Durch die damalige  Antragsbegründung wurde in der Öffentlichkeit der Eindruck erweckt, dass die Vorwürfe gegen mich berechtigt sind und ich als Folge nicht mehr Kreiswahlleiter sein kann. Ich weise den Inhalt der  Begründung nach wie vor vollinhaltlich zurück.

Ich hatte ebenso mitgeteilt, dass ich über den Fort- und Ausgang des von mir gestellten Antrages im Rahmen der mir gesetzlich gegebenen Möglichkeiten informiere.

Die Staatsanwaltschaft übergab mir im November die Information, dass keine Ermittlungen aufgenommen werden und teilte mit, dass nach eingehender Prüfung des beanstandeten Verhaltens die Voraussetzungen für die Einleitung eines Ermittlungsverfahrens nicht vorliegen, da die in Rede stehenden Äußerungen noch vom Recht auf freie Meinungsäußerung gemäß Artikel 5 Grundgesetz gedeckt sind. Im Rahmen der Prüfung der üblen Nachrede und Verleumdung werden lediglich Tatsachenbehauptungen sanktioniert.

Bei der Bewertung von Äußerungen, die immer in ihrem Sinnzusammenhang zu bewerten und zu beurteilen sind, kommt der Frage, ob es sich um Tatsachenbehauptungen oder Werturteile handelt, eine entscheidende Bedeutung zu. Die Abgrenzung zwischen Werturteilen und Tatsachenbehauptungen kann im Einzelfall schwierig sein, wenn eine Äußerung wertende und tatsächliche Elemente enthält, so entscheidet der überwiegende Teil. Mehrdeutige Aussagen sind im Zweifel als Werturteil auszulegen.

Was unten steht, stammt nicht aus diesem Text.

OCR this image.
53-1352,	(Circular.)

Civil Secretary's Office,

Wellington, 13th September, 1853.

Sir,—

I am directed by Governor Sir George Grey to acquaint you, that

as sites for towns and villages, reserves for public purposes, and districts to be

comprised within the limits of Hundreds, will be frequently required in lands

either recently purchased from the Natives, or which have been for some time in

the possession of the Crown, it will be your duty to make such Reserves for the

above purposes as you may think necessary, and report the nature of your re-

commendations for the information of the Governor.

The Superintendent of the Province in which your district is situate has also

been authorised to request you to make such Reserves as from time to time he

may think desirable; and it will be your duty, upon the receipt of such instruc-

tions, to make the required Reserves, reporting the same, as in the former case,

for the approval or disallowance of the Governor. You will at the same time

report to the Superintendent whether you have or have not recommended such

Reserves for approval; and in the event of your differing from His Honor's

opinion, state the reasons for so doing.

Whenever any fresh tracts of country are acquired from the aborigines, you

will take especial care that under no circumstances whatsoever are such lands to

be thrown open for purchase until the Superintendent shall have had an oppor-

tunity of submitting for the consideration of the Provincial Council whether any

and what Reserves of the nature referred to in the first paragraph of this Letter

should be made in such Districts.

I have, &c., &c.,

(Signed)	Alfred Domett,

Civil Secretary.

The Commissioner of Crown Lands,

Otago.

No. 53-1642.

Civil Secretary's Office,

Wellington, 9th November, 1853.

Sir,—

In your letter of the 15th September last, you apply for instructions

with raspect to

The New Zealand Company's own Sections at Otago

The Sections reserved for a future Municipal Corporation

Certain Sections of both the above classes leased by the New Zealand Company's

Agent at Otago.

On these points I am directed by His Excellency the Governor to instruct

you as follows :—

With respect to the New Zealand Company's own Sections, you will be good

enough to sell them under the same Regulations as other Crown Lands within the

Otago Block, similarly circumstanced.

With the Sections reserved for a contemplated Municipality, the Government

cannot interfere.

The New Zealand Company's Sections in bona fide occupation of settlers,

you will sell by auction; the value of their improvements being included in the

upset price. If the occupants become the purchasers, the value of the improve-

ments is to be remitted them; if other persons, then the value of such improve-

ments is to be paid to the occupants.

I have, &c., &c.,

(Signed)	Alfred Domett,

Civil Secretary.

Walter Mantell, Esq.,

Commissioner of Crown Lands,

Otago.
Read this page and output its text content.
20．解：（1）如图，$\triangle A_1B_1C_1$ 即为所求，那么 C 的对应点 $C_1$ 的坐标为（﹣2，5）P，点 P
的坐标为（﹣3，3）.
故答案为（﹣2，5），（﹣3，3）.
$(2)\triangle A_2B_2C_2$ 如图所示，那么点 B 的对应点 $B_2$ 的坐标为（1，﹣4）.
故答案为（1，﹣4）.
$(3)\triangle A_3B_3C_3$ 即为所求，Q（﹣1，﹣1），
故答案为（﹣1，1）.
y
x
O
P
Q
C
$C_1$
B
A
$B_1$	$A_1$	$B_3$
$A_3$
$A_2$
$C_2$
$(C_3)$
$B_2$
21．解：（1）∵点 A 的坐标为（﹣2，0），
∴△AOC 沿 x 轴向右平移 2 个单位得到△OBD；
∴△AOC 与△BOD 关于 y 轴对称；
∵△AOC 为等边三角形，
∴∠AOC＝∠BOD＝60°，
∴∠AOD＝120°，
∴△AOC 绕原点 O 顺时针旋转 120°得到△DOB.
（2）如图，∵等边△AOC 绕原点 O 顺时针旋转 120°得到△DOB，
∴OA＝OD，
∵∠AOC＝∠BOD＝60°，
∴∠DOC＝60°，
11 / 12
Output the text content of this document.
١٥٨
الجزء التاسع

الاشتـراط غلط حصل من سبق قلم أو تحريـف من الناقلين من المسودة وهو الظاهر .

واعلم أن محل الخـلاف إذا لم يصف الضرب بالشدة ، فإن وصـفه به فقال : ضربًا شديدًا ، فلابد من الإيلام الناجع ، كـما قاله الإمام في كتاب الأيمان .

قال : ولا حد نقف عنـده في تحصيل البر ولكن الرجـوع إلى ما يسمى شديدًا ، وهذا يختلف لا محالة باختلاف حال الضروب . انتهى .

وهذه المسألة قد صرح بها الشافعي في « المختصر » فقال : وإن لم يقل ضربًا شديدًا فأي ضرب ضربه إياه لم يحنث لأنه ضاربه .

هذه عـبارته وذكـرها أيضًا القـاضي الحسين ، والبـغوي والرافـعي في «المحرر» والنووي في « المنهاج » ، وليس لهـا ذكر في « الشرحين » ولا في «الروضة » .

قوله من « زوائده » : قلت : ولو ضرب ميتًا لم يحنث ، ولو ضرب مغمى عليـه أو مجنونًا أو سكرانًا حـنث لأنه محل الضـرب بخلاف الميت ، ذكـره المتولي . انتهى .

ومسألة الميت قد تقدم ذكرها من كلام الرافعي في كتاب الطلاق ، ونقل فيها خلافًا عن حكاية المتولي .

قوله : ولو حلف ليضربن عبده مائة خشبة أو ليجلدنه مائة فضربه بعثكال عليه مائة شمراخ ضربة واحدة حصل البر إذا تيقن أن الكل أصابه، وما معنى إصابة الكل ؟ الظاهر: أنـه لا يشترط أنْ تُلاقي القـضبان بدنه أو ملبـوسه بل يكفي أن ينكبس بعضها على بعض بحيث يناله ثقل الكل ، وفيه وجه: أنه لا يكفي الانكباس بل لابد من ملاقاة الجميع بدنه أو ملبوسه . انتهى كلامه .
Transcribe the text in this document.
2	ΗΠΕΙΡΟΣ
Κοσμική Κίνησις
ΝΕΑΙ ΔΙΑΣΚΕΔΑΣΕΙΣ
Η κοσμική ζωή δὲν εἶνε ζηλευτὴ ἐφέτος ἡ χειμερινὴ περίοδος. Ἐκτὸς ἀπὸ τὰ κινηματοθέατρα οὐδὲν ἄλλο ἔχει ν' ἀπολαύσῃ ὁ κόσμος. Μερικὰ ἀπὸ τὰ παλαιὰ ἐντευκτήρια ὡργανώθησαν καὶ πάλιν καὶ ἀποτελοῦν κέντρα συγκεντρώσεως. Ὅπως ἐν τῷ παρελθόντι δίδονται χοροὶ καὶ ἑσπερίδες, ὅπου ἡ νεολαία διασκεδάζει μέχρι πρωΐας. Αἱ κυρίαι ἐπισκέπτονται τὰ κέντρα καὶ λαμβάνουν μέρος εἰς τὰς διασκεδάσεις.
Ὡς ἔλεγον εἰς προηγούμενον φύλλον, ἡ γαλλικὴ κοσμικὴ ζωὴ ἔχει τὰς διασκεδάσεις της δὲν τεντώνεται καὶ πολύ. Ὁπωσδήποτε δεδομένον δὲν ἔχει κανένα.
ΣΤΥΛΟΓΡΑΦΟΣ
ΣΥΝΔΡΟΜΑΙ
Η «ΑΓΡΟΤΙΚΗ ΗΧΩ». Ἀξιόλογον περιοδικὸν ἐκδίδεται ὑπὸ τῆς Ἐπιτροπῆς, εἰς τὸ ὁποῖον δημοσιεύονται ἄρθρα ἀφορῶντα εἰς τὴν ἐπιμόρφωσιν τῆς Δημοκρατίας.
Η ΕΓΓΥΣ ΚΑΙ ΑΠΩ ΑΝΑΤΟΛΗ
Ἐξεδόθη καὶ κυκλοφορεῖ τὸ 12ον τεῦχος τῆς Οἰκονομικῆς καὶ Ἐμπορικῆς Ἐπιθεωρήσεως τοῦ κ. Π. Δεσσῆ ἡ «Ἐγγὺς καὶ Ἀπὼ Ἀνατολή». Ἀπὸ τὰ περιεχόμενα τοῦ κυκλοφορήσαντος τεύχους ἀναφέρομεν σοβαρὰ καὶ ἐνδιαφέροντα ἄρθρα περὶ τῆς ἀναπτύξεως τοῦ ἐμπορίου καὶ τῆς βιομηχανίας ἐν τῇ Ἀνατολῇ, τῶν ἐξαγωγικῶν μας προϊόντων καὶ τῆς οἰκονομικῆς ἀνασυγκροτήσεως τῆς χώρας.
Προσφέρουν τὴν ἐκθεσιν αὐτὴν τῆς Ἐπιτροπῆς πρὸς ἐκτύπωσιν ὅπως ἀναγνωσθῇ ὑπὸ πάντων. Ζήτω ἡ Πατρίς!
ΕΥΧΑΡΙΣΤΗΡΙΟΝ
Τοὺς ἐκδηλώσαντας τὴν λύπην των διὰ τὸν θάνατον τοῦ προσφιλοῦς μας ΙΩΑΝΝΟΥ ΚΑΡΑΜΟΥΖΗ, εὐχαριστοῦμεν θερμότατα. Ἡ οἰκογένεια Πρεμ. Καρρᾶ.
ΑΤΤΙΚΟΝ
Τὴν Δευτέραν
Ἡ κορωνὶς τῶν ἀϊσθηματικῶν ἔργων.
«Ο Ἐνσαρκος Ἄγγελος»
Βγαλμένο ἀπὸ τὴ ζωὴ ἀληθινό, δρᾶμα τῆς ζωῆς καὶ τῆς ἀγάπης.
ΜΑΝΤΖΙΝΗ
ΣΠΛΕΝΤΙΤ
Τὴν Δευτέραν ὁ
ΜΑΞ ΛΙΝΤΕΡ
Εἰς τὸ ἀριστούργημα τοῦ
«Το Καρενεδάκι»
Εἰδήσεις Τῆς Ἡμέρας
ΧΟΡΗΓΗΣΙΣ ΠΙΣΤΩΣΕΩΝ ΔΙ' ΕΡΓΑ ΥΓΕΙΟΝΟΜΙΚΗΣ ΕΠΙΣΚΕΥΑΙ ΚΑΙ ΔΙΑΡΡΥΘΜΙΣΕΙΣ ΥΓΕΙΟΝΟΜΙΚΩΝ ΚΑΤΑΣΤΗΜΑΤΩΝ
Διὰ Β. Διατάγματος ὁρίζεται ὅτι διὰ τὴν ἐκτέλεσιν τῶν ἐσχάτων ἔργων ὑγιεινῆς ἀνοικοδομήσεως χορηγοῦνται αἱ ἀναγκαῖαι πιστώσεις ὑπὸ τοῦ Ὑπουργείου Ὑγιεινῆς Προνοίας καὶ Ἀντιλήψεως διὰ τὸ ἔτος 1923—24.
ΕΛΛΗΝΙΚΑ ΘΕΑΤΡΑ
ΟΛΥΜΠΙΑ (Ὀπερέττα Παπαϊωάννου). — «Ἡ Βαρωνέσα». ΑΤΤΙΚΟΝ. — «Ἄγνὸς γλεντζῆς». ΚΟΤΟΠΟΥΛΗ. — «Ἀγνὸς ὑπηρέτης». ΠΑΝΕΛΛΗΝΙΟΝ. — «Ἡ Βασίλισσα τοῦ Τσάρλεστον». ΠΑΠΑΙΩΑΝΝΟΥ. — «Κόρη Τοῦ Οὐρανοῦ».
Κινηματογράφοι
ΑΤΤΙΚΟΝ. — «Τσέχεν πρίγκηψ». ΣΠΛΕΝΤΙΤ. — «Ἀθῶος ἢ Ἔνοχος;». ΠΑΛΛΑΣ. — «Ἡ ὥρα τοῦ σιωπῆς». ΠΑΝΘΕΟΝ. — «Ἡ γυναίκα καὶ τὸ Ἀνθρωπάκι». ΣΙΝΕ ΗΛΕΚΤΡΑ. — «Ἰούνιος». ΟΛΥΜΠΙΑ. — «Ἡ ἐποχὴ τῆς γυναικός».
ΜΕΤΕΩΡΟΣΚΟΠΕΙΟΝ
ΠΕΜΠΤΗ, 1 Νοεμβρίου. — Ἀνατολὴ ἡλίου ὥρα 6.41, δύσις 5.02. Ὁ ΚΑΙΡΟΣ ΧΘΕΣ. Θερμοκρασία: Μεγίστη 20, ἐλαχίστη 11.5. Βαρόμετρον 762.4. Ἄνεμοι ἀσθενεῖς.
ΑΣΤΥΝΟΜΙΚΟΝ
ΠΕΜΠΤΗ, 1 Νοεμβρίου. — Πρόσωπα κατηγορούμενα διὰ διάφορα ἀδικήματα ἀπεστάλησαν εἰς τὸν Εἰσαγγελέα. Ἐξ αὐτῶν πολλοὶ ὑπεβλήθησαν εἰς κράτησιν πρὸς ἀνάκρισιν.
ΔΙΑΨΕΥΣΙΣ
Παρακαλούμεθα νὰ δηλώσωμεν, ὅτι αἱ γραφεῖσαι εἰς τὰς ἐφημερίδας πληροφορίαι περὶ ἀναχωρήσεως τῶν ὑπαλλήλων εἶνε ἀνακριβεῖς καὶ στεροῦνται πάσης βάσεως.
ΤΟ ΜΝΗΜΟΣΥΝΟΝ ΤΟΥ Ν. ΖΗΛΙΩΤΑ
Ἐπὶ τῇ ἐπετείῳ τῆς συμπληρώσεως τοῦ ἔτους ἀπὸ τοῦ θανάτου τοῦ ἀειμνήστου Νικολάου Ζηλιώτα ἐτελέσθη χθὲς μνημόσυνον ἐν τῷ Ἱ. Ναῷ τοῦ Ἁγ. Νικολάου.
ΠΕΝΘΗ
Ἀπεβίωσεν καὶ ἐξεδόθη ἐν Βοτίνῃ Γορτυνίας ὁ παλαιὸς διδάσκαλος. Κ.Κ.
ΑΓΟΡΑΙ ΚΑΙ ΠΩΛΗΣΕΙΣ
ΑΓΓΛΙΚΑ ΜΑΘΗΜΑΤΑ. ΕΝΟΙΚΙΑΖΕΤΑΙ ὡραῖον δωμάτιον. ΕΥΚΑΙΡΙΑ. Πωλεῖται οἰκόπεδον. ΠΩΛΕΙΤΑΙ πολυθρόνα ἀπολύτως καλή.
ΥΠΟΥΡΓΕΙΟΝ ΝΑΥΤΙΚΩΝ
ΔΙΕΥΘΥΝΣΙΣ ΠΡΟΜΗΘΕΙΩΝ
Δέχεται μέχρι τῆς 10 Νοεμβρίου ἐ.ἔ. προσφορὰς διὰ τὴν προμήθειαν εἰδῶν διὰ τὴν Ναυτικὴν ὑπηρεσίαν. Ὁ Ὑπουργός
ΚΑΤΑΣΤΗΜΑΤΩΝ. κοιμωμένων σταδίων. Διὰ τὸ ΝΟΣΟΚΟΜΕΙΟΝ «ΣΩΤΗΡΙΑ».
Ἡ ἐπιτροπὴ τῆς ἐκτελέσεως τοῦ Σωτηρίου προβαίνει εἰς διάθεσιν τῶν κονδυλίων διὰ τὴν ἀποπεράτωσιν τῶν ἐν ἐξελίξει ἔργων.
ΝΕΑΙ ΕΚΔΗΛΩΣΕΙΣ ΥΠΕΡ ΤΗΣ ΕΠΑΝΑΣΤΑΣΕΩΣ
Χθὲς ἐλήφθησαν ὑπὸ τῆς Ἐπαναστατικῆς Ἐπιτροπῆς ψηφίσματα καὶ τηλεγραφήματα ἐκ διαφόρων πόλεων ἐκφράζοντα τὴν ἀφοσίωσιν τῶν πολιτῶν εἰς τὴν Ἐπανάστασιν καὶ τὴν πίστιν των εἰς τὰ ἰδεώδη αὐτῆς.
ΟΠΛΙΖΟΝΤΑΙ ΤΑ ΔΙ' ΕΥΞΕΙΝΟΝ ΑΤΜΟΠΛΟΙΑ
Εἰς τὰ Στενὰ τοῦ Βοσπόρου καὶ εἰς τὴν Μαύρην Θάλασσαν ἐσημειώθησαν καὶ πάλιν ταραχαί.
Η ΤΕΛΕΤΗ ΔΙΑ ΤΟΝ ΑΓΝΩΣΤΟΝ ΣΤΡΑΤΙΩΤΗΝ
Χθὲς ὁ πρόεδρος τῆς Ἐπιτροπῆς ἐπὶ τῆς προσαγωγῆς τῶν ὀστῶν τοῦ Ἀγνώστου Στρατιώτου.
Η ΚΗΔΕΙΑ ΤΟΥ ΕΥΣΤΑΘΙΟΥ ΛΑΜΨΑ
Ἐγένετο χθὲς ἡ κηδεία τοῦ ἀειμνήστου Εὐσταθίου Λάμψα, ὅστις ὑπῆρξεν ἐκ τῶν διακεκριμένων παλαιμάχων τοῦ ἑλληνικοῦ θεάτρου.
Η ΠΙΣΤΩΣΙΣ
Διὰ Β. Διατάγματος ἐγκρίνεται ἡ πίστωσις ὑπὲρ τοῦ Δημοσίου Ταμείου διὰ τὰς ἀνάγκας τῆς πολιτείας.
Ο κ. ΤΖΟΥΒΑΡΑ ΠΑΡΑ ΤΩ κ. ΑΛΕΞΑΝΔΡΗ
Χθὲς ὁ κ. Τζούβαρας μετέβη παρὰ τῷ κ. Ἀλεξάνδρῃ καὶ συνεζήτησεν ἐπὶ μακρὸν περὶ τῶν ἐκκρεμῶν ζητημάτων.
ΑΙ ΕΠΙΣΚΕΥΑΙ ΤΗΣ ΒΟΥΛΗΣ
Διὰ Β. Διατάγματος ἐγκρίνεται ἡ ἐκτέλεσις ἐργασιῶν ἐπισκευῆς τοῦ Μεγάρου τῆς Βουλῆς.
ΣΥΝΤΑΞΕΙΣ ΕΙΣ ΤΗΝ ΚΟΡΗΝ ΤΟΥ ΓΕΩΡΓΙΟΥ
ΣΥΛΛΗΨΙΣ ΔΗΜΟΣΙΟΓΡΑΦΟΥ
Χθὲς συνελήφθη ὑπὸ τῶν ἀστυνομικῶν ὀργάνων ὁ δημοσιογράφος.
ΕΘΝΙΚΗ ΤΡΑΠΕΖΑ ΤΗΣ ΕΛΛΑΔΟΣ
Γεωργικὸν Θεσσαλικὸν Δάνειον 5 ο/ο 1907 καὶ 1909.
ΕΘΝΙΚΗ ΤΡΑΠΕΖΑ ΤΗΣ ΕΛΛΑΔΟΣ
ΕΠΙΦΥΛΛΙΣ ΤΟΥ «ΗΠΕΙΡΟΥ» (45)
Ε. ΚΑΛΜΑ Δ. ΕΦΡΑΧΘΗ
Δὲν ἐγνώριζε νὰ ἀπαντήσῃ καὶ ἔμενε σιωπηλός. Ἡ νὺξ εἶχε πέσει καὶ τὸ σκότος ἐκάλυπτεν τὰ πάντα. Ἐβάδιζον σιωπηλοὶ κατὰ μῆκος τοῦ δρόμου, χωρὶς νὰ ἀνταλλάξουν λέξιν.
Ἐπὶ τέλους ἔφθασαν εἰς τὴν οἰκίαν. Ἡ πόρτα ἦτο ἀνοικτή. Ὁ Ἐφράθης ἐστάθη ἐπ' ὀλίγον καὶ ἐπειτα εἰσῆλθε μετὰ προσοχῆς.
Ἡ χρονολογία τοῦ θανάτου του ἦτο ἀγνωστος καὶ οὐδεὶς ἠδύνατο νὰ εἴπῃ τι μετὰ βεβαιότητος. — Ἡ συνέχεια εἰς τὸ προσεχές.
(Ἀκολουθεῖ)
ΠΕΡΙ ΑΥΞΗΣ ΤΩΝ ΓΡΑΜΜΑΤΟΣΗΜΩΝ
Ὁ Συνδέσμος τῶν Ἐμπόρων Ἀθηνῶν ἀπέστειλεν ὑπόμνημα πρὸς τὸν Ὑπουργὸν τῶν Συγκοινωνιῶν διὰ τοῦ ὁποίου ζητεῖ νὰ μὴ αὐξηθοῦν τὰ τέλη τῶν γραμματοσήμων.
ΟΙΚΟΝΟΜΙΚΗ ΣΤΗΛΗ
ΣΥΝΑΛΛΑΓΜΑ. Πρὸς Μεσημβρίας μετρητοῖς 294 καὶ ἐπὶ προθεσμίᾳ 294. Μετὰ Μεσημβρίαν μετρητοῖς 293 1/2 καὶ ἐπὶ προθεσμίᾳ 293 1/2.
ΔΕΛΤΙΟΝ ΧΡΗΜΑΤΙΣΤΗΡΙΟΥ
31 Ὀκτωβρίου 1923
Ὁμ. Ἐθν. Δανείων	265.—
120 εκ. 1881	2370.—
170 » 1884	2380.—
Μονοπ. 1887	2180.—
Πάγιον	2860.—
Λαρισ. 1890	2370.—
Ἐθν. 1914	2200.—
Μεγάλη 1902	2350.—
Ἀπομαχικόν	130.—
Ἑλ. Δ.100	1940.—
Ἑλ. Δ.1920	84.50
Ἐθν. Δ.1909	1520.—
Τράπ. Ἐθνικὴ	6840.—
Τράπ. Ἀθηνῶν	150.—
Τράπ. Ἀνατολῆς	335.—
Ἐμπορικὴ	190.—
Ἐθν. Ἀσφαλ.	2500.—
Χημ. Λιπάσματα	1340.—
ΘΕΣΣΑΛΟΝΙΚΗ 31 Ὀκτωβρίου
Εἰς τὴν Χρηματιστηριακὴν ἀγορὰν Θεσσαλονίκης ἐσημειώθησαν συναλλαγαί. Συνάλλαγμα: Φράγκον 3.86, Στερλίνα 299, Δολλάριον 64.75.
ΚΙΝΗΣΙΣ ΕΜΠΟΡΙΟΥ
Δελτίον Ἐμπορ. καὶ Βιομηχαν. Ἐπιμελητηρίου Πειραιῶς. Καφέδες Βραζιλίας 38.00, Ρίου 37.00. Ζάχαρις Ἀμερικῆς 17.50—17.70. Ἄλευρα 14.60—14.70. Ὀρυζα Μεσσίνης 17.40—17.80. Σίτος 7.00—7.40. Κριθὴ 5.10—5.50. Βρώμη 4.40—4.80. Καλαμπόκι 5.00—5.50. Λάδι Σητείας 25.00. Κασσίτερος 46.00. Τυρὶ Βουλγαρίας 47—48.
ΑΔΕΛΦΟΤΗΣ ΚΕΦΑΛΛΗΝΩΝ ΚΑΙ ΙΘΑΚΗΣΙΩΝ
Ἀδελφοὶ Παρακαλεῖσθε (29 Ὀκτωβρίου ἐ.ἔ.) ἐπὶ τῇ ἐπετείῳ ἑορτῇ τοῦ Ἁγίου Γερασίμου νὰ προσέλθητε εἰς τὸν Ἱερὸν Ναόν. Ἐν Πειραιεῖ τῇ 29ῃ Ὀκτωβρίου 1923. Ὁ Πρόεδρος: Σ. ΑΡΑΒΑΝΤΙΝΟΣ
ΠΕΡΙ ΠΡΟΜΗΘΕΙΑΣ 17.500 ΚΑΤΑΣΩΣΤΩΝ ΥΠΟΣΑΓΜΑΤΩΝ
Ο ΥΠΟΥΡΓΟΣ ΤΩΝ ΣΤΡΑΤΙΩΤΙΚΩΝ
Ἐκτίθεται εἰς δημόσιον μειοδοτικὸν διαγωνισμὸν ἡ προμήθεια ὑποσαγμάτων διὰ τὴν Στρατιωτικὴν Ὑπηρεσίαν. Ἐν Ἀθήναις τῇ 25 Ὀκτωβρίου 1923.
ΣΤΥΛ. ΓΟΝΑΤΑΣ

Nach Meinung der Staatsanwaltschaft liegt ein Fall wie oben beschrieben vor. Der Antrag der Kreistagsfraktion Die Linke/Bündnis 90-Grüne enthält nicht zweifelsfrei überwiegende Tatsachenbehauptungen, die  Tatsachen der üblen Nachrede oder der Verleumdung beinhalten. Bei der Äußerung im Antrag überwiegen Elemente des Meinens und Wertens. Die Äußerungen sind auch nicht als Schmähkritik anzusehen. Deshalb hat die Staatsanwaltschaft entschieden, kein Ermittlungsverfahren einzuleiten.